I write this wearing a smile.
That’s because it’s a Sunday, the U.S. Open is on all day and I’m thinking about how much fun I had last night.
Limiting yourself to just one section of this city is about as foolish a thing you can do. Relying solely on my two feet for transportation, I had stayed in the midtown area for the New York nightlife scene. Very foolish.
Luckily, I’m not a complete social outcast and have made some friends. One of them is living in a dormitory at NYU this summer, so we — my roommate Max and a few other new friends — headed southward to Lower Manhattan and found the coolest place in NYC.
It’s called McSorley’s Old Ale House and it’s why I’m smiling. The name tells exactly what it is: an old ale house. In fact, it’s the oldest Irish pub in New York City. I quickly understood why it’s been in business for 150-plus years.

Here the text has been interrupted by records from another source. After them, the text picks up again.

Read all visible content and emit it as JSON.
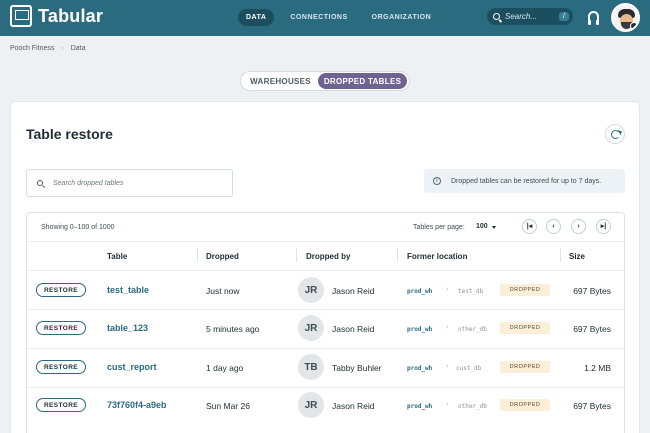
{
  "app": {
    "name": "Tabular"
  },
  "nav": {
    "tabs": [
      "DATA",
      "CONNECTIONS",
      "ORGANIZATION"
    ],
    "active": "DATA"
  },
  "search": {
    "placeholder": "Search...",
    "shortcut": "/"
  },
  "breadcrumb": [
    "Pooch Fitness",
    "Data"
  ],
  "segment": {
    "options": [
      "WAREHOUSES",
      "DROPPED TABLES"
    ],
    "selected": "DROPPED TABLES"
  },
  "page": {
    "title": "Table restore",
    "search_placeholder": "Search dropped tables",
    "info": "Dropped tables can be restored for up to 7 days."
  },
  "pagination": {
    "showing": "Showing 0–100 of 1000",
    "per_page_label": "Tables per page:",
    "per_page_value": "100",
    "first": "|◂",
    "prev": "‹",
    "next": "›",
    "last": "▸|"
  },
  "table": {
    "columns": [
      "Table",
      "Dropped",
      "Dropped by",
      "Former location",
      "Size"
    ],
    "action_label": "RESTORE",
    "status_label": "DROPPED",
    "rows": [
      {
        "name": "test_table",
        "dropped": "Just now",
        "initials": "JR",
        "by": "Jason Reid",
        "warehouse": "prod_wh",
        "db": "test_db",
        "size": "697 Bytes"
      },
      {
        "name": "table_123",
        "dropped": "5 minutes ago",
        "initials": "JR",
        "by": "Jason Reid",
        "warehouse": "prod_wh",
        "db": "other_db",
        "size": "697 Bytes"
      },
      {
        "name": "cust_report",
        "dropped": "1 day ago",
        "initials": "TB",
        "by": "Tabby Buhler",
        "warehouse": "prod_wh",
        "db": "cust_db",
        "size": "1.2 MB"
      },
      {
        "name": "73f760f4-a9eb",
        "dropped": "Sun Mar 26",
        "initials": "JR",
        "by": "Jason Reid",
        "warehouse": "prod_wh",
        "db": "other_db",
        "size": "697 Bytes"
      }
    ]
  },
  "colors": {
    "header": "#2a6b80",
    "accent_purple": "#6e6392",
    "badge_bg": "#fbefd9",
    "link": "#2a6b80"
  },
  "icons": {
    "logo": "table-logo-icon",
    "search": "search-icon",
    "support": "headset-icon",
    "refresh": "refresh-icon",
    "info": "info-icon"
  }
}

The guy at the door — call him a bouncer if you really care — was jolly as ever. He was excited to see that we were excited about being there. We still didn’t know what it had in store.

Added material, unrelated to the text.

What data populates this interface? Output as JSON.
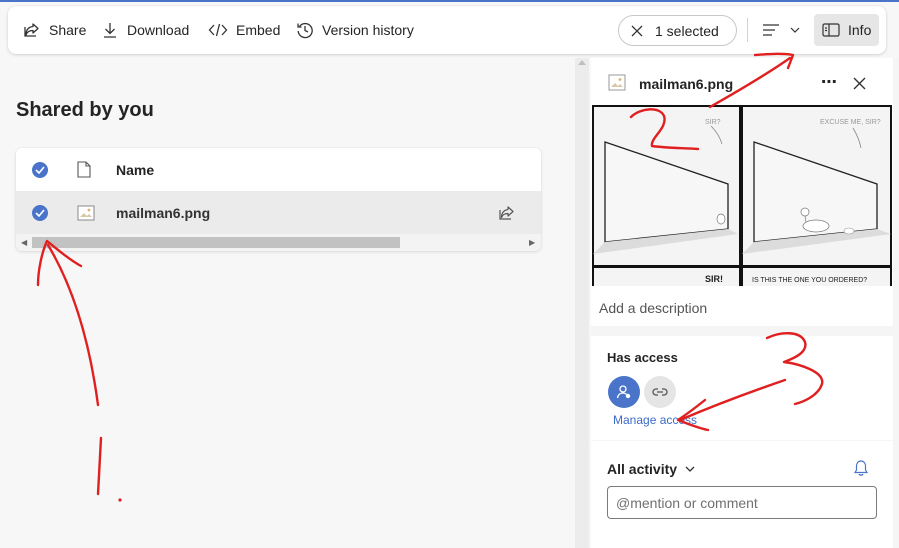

The “bouncer” glanced at my ID like all I had to do was pull it out of my wallet. It couldn’t have been more than two seconds between the time it left my fingers and was placed back there. I honestly don’t think he looked at it, but we’ll never know. It also doesn’t matter.
The first and only thing he said was “Hey, you guys got here at the right time.” He was right. Our group of six was ushered through the bar to a back room where everyone was having a good time. Each wall is splattered with photos and memorabilia that likely haven’t moved since the 1800s.
Our waiter, Tim (soon to be referred to as Timmy) — call him a waiter if you really care — was dressed in a simple grey sport coat and his dark gray hair lay frizzled to shoulder length. He sat us down with a “What’ll it be, light or dark?” because that’s all they have. It’s either light house ale or dark house ale, nothing more. Some bar, huh?
That’s really all they need. The beer was great. You tell Timmy one of three things: all light, all dark or light and dark. The next time you see him he’s carrying more beer than you could dream of.
The mugs aren’t huge nor were they full but everyone in the group gets two each for the price of $5.50, rather cheap for the Big Apple. You keep your head on a swivel because Timmy and his fellow “waiters” are slugging 12-20 mugs around a tightly packed room with plenty of people turning tipsy into drunk.
The aura of McSorley’s was exactly what you would hope and expect from an Irish pub. People weren’t there to meet the opposite sex, intentions aside. They weren’t there to dance in darkness and flashing lights. They were at McSorley’s to have a great time and drink with other people looking to have a great time and drink.
One adjacent table housed a group of couples likely in their fifties, definitely tourists — though its too early for me to refer to anyone as such. Their neighbors were a bunch of lads as Tim called them — guys in their upper-20s, rowdy as ever, downing the tiny mugs like liquid candy.
Pretty soon the “lads” were chugging beers with the men and women in their fifties. Then we all stood up and sang “God Bless America” together. It was awesome.
McSorley’s tries to accomodate as many people as possible, so our table soon had three guests from the city, all of Irish descent who hit up McSorley’s once each month. They said they can’t decide to hit the town and find more fun anywhere else.
They taught us tabletop drinking games, forced us into more rounds than we originally planned and showed us how the Irish like to have a good time in little over an hour.
Oh yeah, Tim takes his notes of orders in a reporters notebook. The final bill for our group of six read $93.50 with a few tallies above the number like a child had scribbled up whatever numeral came to mind. He also counted on his fingers. His math was spot on, however, and we gave him a healthy tip.
It was easily my best night in the city.
Just like I’m sure it was back in the 1800s, McSorley’s is the coolest place in NYC.
I unfortunately own neither of these photos.